Don't assume you need to pay the earth to get a decent microwave.
We’ve found microwaves across all price brackets that offer a good range of features and do what they're meant to do brilliantly.
Less than £50
Cheap microwaves costing less than £50, from the likes of Tesco and Asda, will be pretty basic. They tend to be on the small size, and are likely to be microwave-only (solo) microwaves with limited settings.
This makes them very easy to use, but you won’t usually get much in the way of auto cook or defrost programs (see features to look out for, below).
For simple heating and defrosting jobs, cheaper microwave brands can be every bit as good as more expensive microwaves. We've found plenty of great microwaves starting from just £45.
For around £100
Look for a microwave with a selection of auto programs (to automatically set the weight and time for specific foods), digital displays and easy-to-use push-button or touch panel controls.

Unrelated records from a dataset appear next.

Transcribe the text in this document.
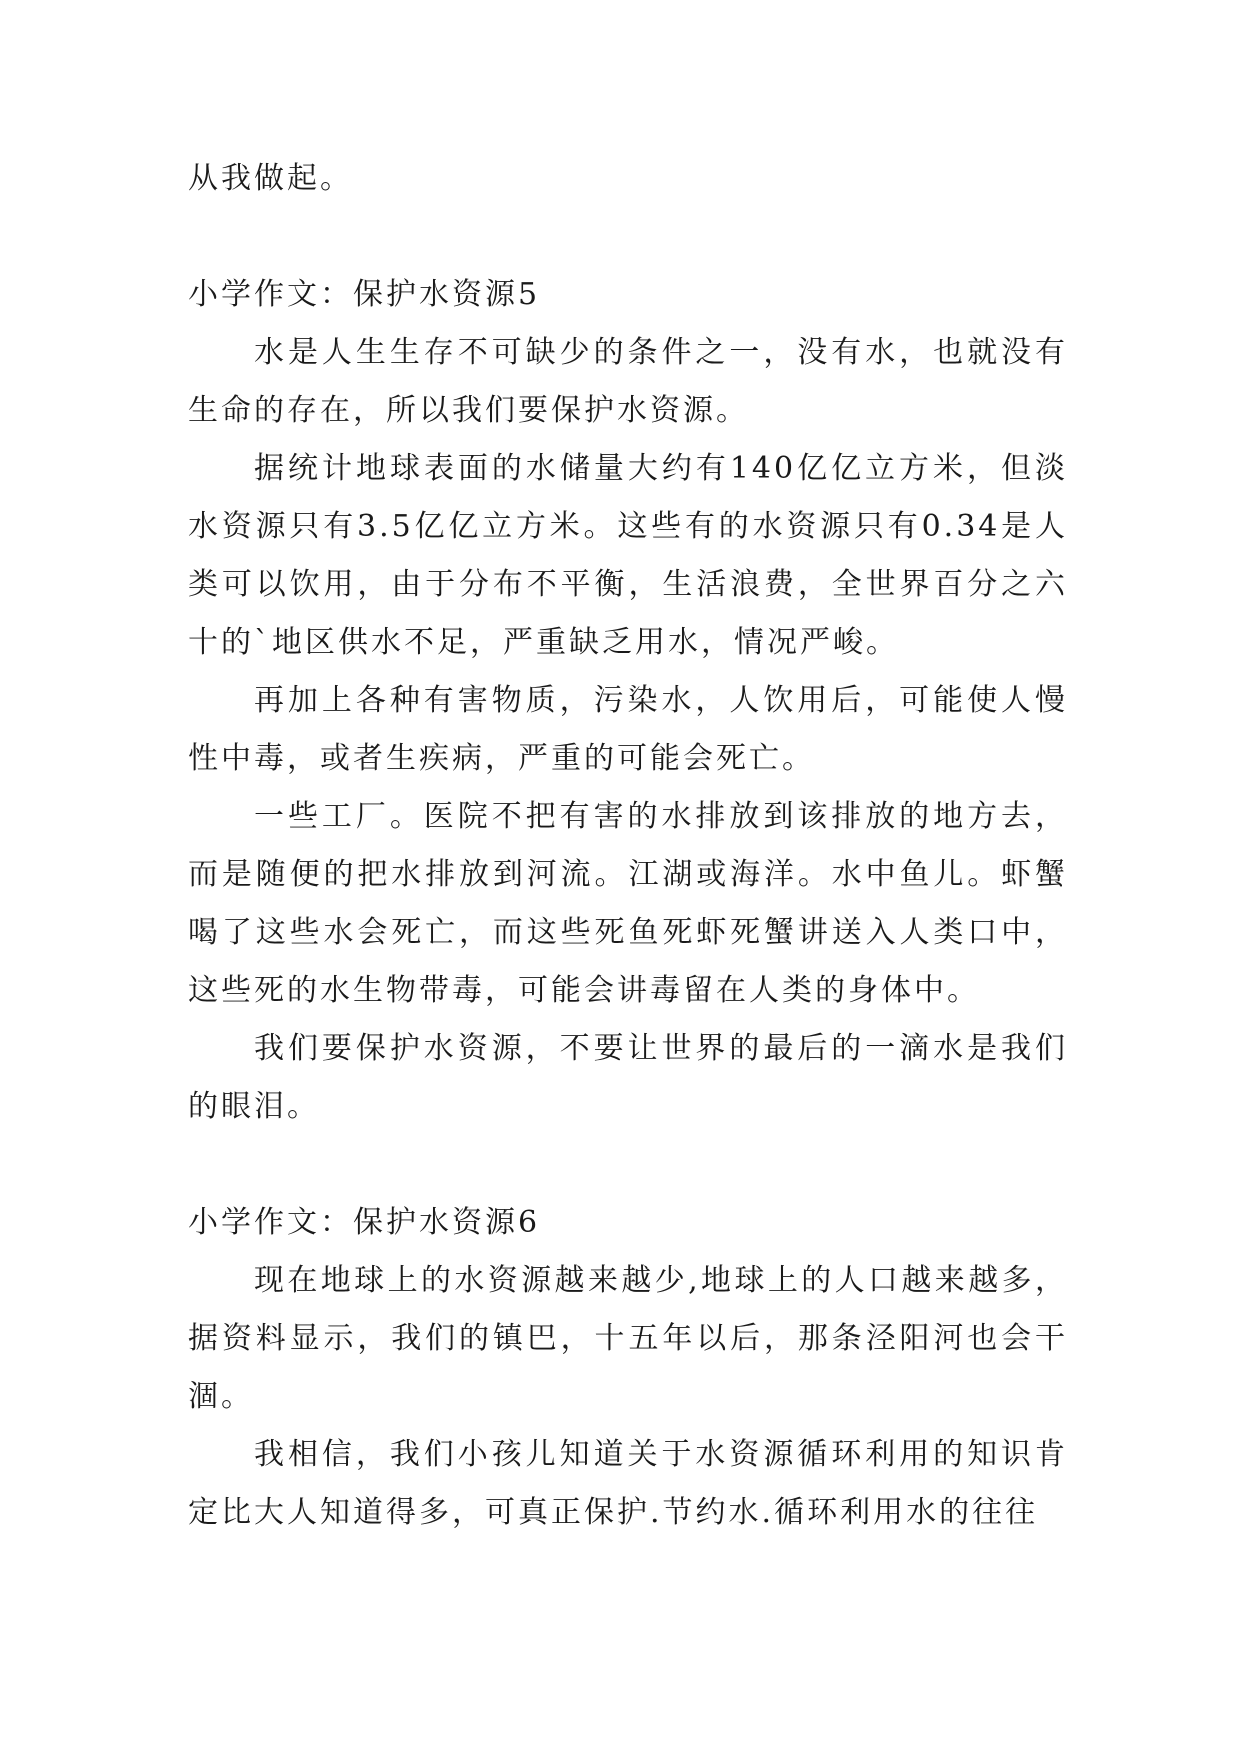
从我做起。

小学作文：保护水资源5

水是人生生存不可缺少的条件之一，没有水，也就没有生命的存在，所以我们要保护水资源。

据统计地球表面的水储量大约有140亿亿立方米，但淡水资源只有3.5亿亿立方米。这些有的水资源只有0.34是人类可以饮用，由于分布不平衡，生活浪费，全世界百分之六十的`地区供水不足，严重缺乏用水，情况严峻。

再加上各种有害物质，污染水，人饮用后，可能使人慢性中毒，或者生疾病，严重的可能会死亡。

一些工厂。医院不把有害的水排放到该排放的地方去，而是随便的把水排放到河流。江湖或海洋。水中鱼儿。虾蟹喝了这些水会死亡，而这些死鱼死虾死蟹讲送入人类口中，这些死的水生物带毒，可能会讲毒留在人类的身体中。

我们要保护水资源，不要让世界的最后的一滴水是我们的眼泪。

小学作文：保护水资源6

现在地球上的水资源越来越少,地球上的人口越来越多，据资料显示，我们的镇巴，十五年以后，那条泾阳河也会干涸。

我相信，我们小孩儿知道关于水资源循环利用的知识肯定比大人知道得多，可真正保护.节约水.循环利用水的往往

Some models at this price will come with other extras such as delayed start and multi-stage cooking (to automatically switch between heating modes such as defrosting and heating).
Cheaper grill and combination microwaves are available for around £100.
For around £200
Features to look for include self-cleaning catalytic linings and pull-down, oven-style doors, which make it easier to unload very hot dishes. Accessories you might find useful include 'crisper' plates and steamer accessories.
For £300 plus
Models at the pricier end of the spectrum are likely to be built-in models.

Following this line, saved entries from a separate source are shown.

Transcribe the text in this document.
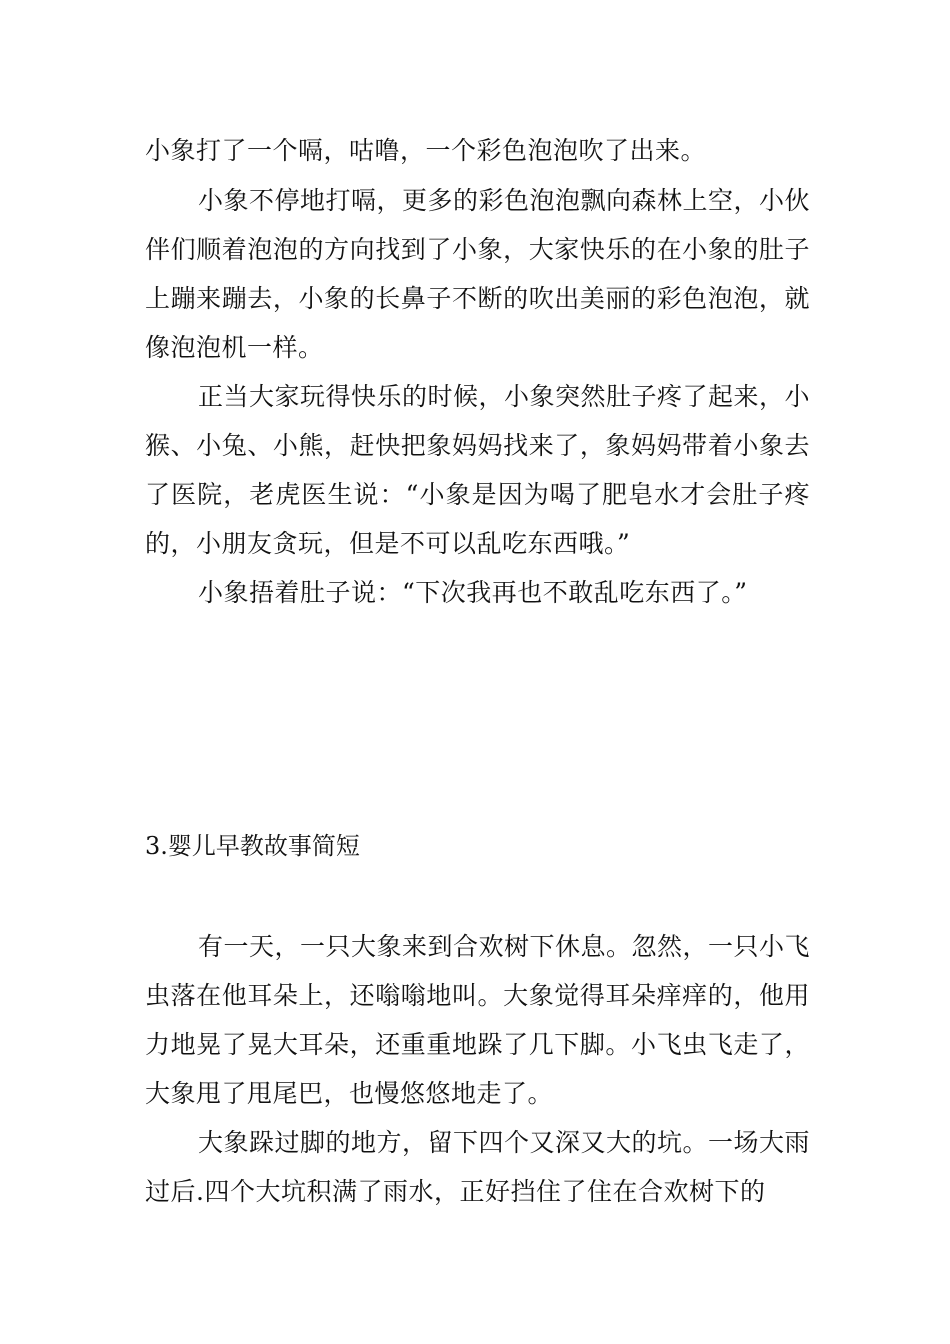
小象打了一个嗝，咕噜，一个彩色泡泡吹了出来。

小象不停地打嗝，更多的彩色泡泡飘向森林上空，小伙伴们顺着泡泡的方向找到了小象，大家快乐的在小象的肚子上蹦来蹦去，小象的长鼻子不断的吹出美丽的彩色泡泡，就像泡泡机一样。

正当大家玩得快乐的时候，小象突然肚子疼了起来，小猴、小兔、小熊，赶快把象妈妈找来了，象妈妈带着小象去了医院，老虎医生说：“小象是因为喝了肥皂水才会肚子疼的，小朋友贪玩，但是不可以乱吃东西哦。”

小象捂着肚子说：“下次我再也不敢乱吃东西了。”

3.婴儿早教故事简短

有一天，一只大象来到合欢树下休息。忽然，一只小飞虫落在他耳朵上，还嗡嗡地叫。大象觉得耳朵痒痒的，他用力地晃了晃大耳朵，还重重地跺了几下脚。小飞虫飞走了，大象甩了甩尾巴，也慢悠悠地走了。

大象跺过脚的地方，留下四个又深又大的坑。一场大雨过后.四个大坑积满了雨水，正好挡住了住在合欢树下的
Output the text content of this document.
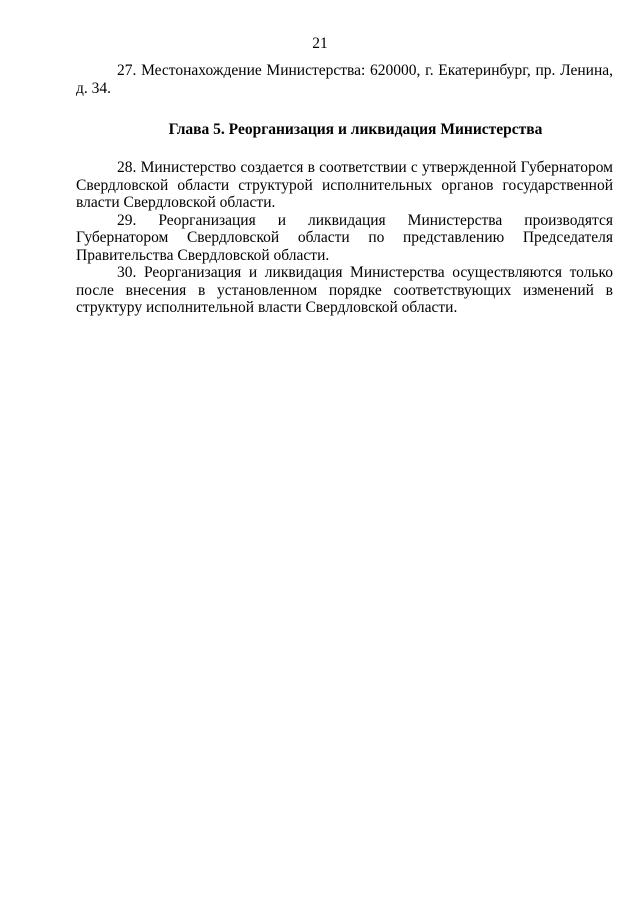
21

27. Местонахождение Министерства: 620000, г. Екатеринбург, пр. Ленина, д. 34.

Глава 5. Реорганизация и ликвидация Министерства

28. Министерство создается в соответствии с утвержденной Губернатором Свердловской области структурой исполнительных органов государственной власти Свердловской области.

29. Реорганизация и ликвидация Министерства производятся Губернатором Свердловской области по представлению Председателя Правительства Свердловской области.

30. Реорганизация и ликвидация Министерства осуществляются только после внесения в установленном порядке соответствующих изменений в структуру исполнительной власти Свердловской области.
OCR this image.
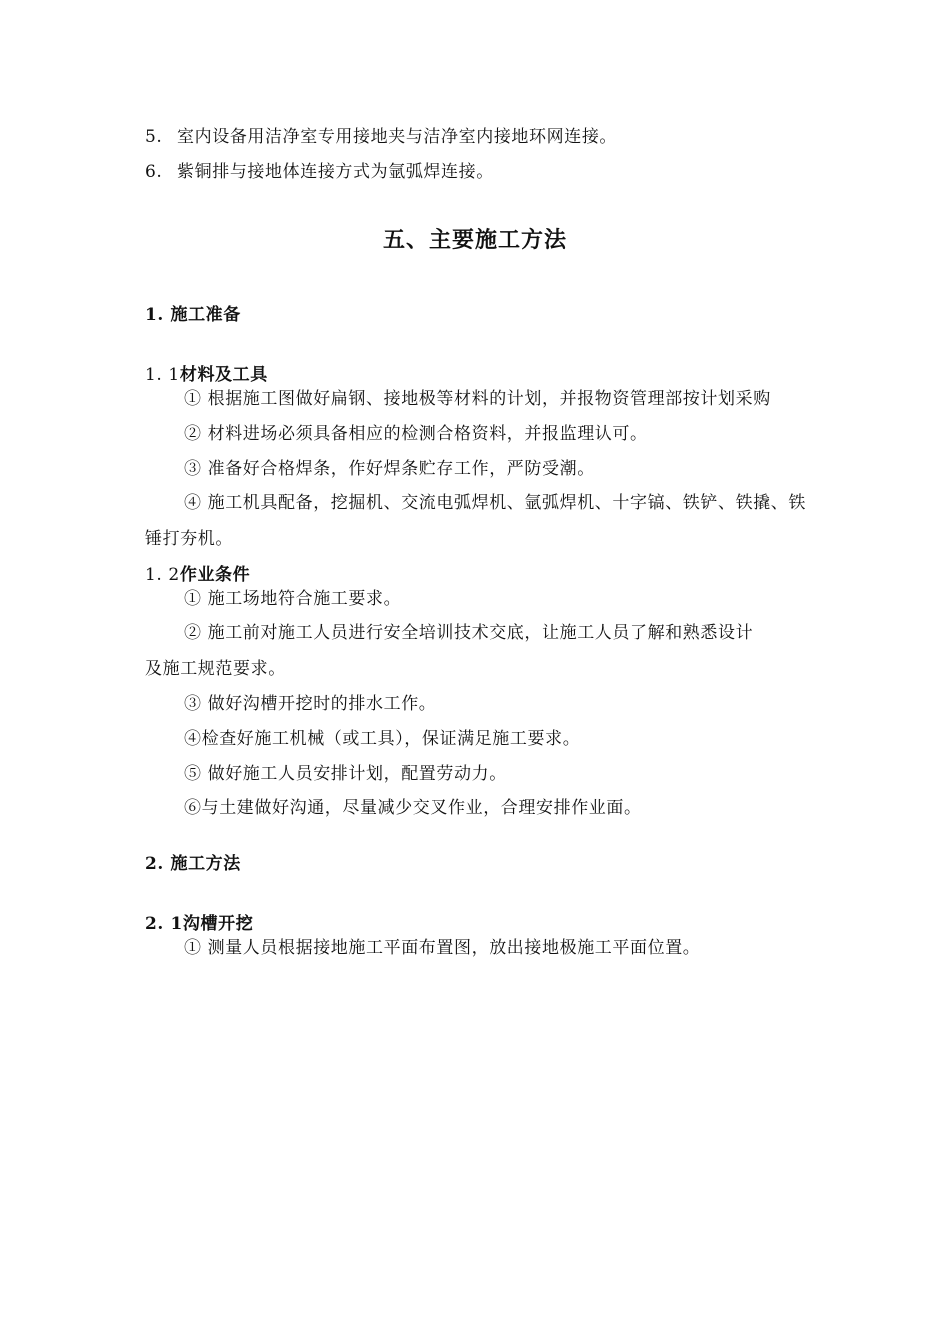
5. 室内设备用洁净室专用接地夹与洁净室内接地环网连接。
6. 紫铜排与接地体连接方式为氩弧焊连接。
五、主要施工方法
1. 施工准备
1. 1材料及工具
① 根据施工图做好扁钢、接地极等材料的计划，并报物资管理部按计划采购
② 材料进场必须具备相应的检测合格资料，并报监理认可。
③ 准备好合格焊条，作好焊条贮存工作，严防受潮。
④ 施工机具配备，挖掘机、交流电弧焊机、氩弧焊机、十字镐、铁铲、铁撬、铁
锤打夯机。
1. 2作业条件
① 施工场地符合施工要求。
② 施工前对施工人员进行安全培训技术交底，让施工人员了解和熟悉设计
及施工规范要求。
③ 做好沟槽开挖时的排水工作。
④检查好施工机械（或工具），保证满足施工要求。
⑤ 做好施工人员安排计划，配置劳动力。
⑥与土建做好沟通，尽量减少交叉作业，合理安排作业面。
2. 施工方法
2. 1沟槽开挖
① 测量人员根据接地施工平面布置图，放出接地极施工平面位置。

If not, they should have stand-out features, such as one-touch sensor cooking, which works out what's needed for you – all you need to do is put your food in and press the start button – or a built-in steamer.
Microwaves come in all sizes, ranging from small, compact models to large, bulkier machines that’ll take up much more space on your counter.
Basic microwaves tend to be the smallest; some combis measure almost twice the size of the smallest solo (microwave-only) and grill microwaves we’ve tested.
Arguably more important than external size is internal capacity – we've found microwaves of the same size can vary massively in terms of usable space.
While manufacturers do generally state the internal capacity, this doesn't actually tell you what size dishes you'll be able to get inside.
Combis usually have a much bigger capacity than standard microwaves. The average combi can fit a 35cm-wide dish inside, compared with 29cm for a typical solo microwave.
All microwaves require some clearance space around them to allow air to ventilate, but the amount of space needed varies between models. So consider where yours will be placed and check this before you buy.
Half the microwaves we’ve tested need at least 30cm above them but we’ve also found plenty that only need between 10cm and 20cm.
Many also need 10cm to 20cm space at the back and sides. However, if you’re short on counter space it’s worth looking around a bit as we’ve found some that only need a 5cm gap around them, or don’t need any.
You can check clearance space for specific models by finding the user manual online or contacting the manufacturer directly.
If you don't quite have the kitchen counter space for a microwave, our electric grill reviews can help you find a space-saving alternative.
Are high-powered microwaves better than low-powered?
Our tests have shown that power isn’t a good indicator of microwave performance. We've found 700W microwaves that can cook food as well and quickly as 1,000W microwaves.